The new version of Unix, code-named Monterey, will merge with parts of IBM's Unix operating system (called AIX), some of SCO's UnixWare (a popular version of Unix for small businesses), and a bit of Sequent's PTX technology. The OS will run on Intel's 32-bit and upcoming 64-bit processors as well as IBM's Power family of chips.
It's expected to reach the market in about 18 months, around the time when Merced is due.
As part of the alliance, IBM will then adopt Intel's 64-bit Merced chip, said sources. To date, IBM has been mum on its plans for Merced.
IBM and Intel are also setting up a development fund to persuade software companies to develop products for the new system. No financial details were released, but the firms said the investment is in the range of tens of millions of dollars.
The new OS could present another challenge to the acceptance of Windows NT for central computing functions. Microsoft's server operating systems has been gobbling up Unix market share in lower-end servers. Corporate users, however, have been reluctant to commit more complex areas of their operations to NT, because it does not perform as well as Unix in multiprocessor and multi-server environments.
Nonetheless, the Unix market remains fragmented, which means Unix vendors are fighting themselves as well as Microsoft.
"For the moment, it's just another Unix system," said Scott Lundstrom, analyst at AMR Research in Boston. "The consortium needs to grow much closer than this. Intel is not someone who sets the agenda for the Unix community. And IBM definitely has a bias."
Facing that challenge, the Unix world has been rife with rumors that its developers would come together to form a more unified front to fight off the NT attack. But Lundstrom said that at this stage in the battle, such a thing is unlikely to happen.
"If the Unix community was going to set a unified front, it should have done it 24 months ago. NT was vulnerable then," he said. "Frankly, it might be too late to put the genie back in the bottle."
Still, it is a step toward creating some commonality among the Unix companies. Intel announced in September that it was launching an all-out campaign to establish common standards among the Unix vendors as it prepares its high-end server and next-generation 64-bit technologies.
The high-end market is one that NT continues to have trouble penetrating; mostly it's being used instead as a department-level server system. Some Analysts said this fact affords Unix vendors a window of opportunity to continue growing.
But Dan Kusnetzky, a program director at International Data Corporation, believes the alliance is just another example of the fragmented Unix market.
"The Unix people can't get their act together. Once again, Microsoft will be able to come in and say, 'See, we told you so, NT is easier,'" Kusnetzky said.
Intel, which participated in the announcement today, will help support the new IBM/SCO Unix offering by helping IBM in establishing a fund of tens of millions of dollars to encourage independent software vendors (ISVs) to port their software to the new platform.
It won't be the first time Intel has helped to fund efforts that will encourage companies to shift to Intel's 64-bit platform, known as IA-64. "Intel wants as many people as possible to come to the IA-64 party as possible," Kusnetzky said.

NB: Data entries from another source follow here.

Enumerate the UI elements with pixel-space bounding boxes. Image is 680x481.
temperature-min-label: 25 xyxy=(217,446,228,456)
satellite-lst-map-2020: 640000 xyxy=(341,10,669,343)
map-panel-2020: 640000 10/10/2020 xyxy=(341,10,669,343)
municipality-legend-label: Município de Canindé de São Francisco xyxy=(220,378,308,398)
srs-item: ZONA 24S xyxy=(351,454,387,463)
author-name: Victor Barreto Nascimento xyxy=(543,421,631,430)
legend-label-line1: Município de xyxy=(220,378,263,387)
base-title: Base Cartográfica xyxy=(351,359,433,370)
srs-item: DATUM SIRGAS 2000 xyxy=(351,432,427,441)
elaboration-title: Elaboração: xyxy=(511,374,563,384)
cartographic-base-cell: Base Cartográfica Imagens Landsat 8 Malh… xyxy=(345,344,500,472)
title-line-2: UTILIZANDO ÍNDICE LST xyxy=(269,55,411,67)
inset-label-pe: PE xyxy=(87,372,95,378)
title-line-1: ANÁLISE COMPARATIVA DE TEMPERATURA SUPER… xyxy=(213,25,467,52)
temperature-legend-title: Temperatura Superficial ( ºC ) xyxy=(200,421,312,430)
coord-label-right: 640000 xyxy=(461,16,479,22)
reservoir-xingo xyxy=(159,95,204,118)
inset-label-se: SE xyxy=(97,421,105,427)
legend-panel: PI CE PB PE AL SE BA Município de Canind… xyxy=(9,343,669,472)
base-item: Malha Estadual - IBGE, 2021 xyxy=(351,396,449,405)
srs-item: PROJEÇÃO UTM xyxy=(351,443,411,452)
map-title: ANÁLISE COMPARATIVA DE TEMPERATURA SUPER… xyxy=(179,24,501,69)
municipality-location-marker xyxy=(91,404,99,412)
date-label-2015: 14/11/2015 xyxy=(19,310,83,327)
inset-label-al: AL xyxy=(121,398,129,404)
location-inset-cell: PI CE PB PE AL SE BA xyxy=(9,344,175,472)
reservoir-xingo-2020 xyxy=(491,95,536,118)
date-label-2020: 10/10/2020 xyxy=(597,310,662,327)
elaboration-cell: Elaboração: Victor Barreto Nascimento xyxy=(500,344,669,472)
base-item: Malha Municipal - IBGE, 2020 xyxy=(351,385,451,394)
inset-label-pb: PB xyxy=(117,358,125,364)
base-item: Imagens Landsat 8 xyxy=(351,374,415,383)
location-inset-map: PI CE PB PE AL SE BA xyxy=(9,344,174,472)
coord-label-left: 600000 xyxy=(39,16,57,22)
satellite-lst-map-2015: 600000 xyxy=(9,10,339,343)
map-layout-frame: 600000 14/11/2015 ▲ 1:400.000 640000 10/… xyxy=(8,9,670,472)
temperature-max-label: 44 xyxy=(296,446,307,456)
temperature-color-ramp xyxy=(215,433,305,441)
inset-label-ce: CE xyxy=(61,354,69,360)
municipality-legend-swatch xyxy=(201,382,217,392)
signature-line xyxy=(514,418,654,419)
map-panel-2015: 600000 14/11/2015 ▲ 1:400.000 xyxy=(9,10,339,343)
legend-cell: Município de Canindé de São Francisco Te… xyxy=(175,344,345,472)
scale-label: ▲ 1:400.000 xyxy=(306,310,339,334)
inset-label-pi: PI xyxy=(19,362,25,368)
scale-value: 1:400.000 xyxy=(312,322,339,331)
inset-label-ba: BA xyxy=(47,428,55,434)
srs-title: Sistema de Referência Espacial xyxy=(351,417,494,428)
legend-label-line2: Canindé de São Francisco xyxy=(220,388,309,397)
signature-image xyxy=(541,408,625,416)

The chip giant also has helped out other Unix players, including Novell Netware, and Red Hat, which distributes a version of the Linux OS.
SCO stands to benefit from the alliance, Kusnetzky said. The company currently has an 80 percent market share for servers running Unix on Intel chips, but it's under attack by Microsoft with Windows NT, Linux, Novell Netware, and higher-end Unix systems.
Jean Bozman, a software analyst with IDC, noted that SCO has been casting about with partners for some time in an effort to collect the required resources to move to IA-64. In 1996 and 1997, the company was in partnership with HP to develop a version of Unix for IA-64, "but the partnership broke down and they both walked away from each other," Bozman said.
One company that could suffer from the new alignment is Microsoft, if SCO, IBM, and Sequent manage to combine their various strengths. "Put together, it could be a very strong competitor," he said.
But Bozman pointed out that SCO's success doesn't entirely mean Microsoft's loss, since Microsoft owns between 11 and 14 percent of SCO.